Let $G$ be a Lie group, and $H$ be a closed subgroup, which is an embedded submanifold by closed subgroup theorem. Correct me if I mess up the facts of this part: $H$ is an integral manifold of an involutive distribution $D$, the collection of cosets $\{gH\}$ forms a foliation, and for the distirbution $D$ there are defining global left-invariant 1-forms $\omega^1,...,\omega^m$ (i.e. $T_g(gH)=\cap \ker (\omega^i_g)$ for every $g\in G$). (I don't need more details on this paragraph if I these statements are right, since I have the explanation somewhere).
Now, my book claims that $\omega^1,...,\omega^m$ are also (candidates for) 1-forms on $G/H$.
I am uncomfortable with the last statement, and here is where I need the details. It technically cannot be that $\omega^i$ is a form on $G/H$ - it has to be some 1-form that is induced "naturally" from $\omega^i$. What is it? What is a 1-form on $G/H$ or the tangent space of a point in $G/H$ anyway (described starting from 1-form on $G$ and the tangent spaces of points in $G$ and $H$)?
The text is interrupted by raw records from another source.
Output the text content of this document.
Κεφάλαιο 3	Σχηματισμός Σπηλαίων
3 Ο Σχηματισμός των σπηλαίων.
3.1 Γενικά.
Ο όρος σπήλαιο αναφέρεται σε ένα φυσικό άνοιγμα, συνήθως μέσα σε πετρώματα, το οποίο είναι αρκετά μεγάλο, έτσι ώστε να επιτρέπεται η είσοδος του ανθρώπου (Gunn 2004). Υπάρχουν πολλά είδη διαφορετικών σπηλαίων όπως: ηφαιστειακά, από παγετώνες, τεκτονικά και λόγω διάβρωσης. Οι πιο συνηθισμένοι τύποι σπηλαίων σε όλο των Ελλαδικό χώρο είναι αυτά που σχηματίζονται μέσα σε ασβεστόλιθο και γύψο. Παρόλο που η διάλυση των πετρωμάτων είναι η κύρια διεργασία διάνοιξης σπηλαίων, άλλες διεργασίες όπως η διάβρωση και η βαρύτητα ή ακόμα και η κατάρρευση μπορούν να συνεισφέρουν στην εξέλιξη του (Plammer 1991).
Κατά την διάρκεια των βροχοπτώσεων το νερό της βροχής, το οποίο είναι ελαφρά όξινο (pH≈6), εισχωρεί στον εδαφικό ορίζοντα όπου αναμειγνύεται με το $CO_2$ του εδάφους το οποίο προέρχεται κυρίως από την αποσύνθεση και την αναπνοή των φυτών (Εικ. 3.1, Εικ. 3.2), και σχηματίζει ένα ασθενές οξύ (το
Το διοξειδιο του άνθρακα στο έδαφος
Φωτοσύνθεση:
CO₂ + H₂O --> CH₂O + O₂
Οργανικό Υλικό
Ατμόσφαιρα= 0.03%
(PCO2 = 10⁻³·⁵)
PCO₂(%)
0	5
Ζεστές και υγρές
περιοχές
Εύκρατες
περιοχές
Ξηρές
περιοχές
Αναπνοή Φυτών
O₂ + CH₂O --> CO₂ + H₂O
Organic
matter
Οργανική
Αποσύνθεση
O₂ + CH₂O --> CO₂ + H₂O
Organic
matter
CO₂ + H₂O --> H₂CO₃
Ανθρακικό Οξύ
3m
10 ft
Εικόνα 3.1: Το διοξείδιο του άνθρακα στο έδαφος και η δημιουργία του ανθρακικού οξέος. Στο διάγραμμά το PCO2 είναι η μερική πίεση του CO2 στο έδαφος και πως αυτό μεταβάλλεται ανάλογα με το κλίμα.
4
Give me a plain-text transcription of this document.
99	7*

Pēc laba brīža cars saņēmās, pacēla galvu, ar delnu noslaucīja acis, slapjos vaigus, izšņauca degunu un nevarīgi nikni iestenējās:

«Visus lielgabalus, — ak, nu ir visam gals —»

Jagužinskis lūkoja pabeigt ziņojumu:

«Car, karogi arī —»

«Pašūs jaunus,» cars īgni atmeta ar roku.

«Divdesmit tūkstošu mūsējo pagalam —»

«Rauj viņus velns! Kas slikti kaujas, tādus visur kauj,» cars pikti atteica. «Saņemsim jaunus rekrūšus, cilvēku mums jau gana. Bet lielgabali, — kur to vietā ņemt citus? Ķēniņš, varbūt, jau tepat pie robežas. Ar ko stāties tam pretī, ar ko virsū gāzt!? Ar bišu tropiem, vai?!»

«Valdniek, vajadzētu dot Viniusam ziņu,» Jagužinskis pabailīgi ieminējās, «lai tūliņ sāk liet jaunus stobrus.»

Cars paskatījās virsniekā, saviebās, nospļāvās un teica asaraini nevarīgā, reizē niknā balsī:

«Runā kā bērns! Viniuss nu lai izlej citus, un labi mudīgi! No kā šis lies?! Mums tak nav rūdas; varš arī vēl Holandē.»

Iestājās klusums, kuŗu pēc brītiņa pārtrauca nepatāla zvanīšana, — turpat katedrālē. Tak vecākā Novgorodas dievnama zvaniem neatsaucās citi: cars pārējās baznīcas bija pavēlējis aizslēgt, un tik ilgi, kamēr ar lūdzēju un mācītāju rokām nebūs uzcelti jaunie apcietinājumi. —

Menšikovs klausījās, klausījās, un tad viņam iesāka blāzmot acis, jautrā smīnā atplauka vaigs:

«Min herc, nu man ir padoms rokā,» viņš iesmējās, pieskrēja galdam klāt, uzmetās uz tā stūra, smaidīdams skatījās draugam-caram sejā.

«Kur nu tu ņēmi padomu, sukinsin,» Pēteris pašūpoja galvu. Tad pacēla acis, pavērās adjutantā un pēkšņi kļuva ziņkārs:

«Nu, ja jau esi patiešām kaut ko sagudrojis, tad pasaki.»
I foresee some form of "pick a representative" argument (this is my guess), but I am not able to flesh out any details.
Let $\overline{g}\in G/H$ be represented by $g\in G$, and let $\overline{v}\in T_{\overline{g}}G/H$. Choose $v\in T_gG$ such that $d\pi_g(v)=\overline{v}$, and define$$\overline{\omega}_{\overline{g}}^i(\overline{v})=\omega_g^i(v).$$Independence of the tangent vector $v\in T_gG$ follows from $T_ggH\subset\ker(\omega_g^i)$. Independence of the representative $g$ follows from left invariance of $\omega^i$.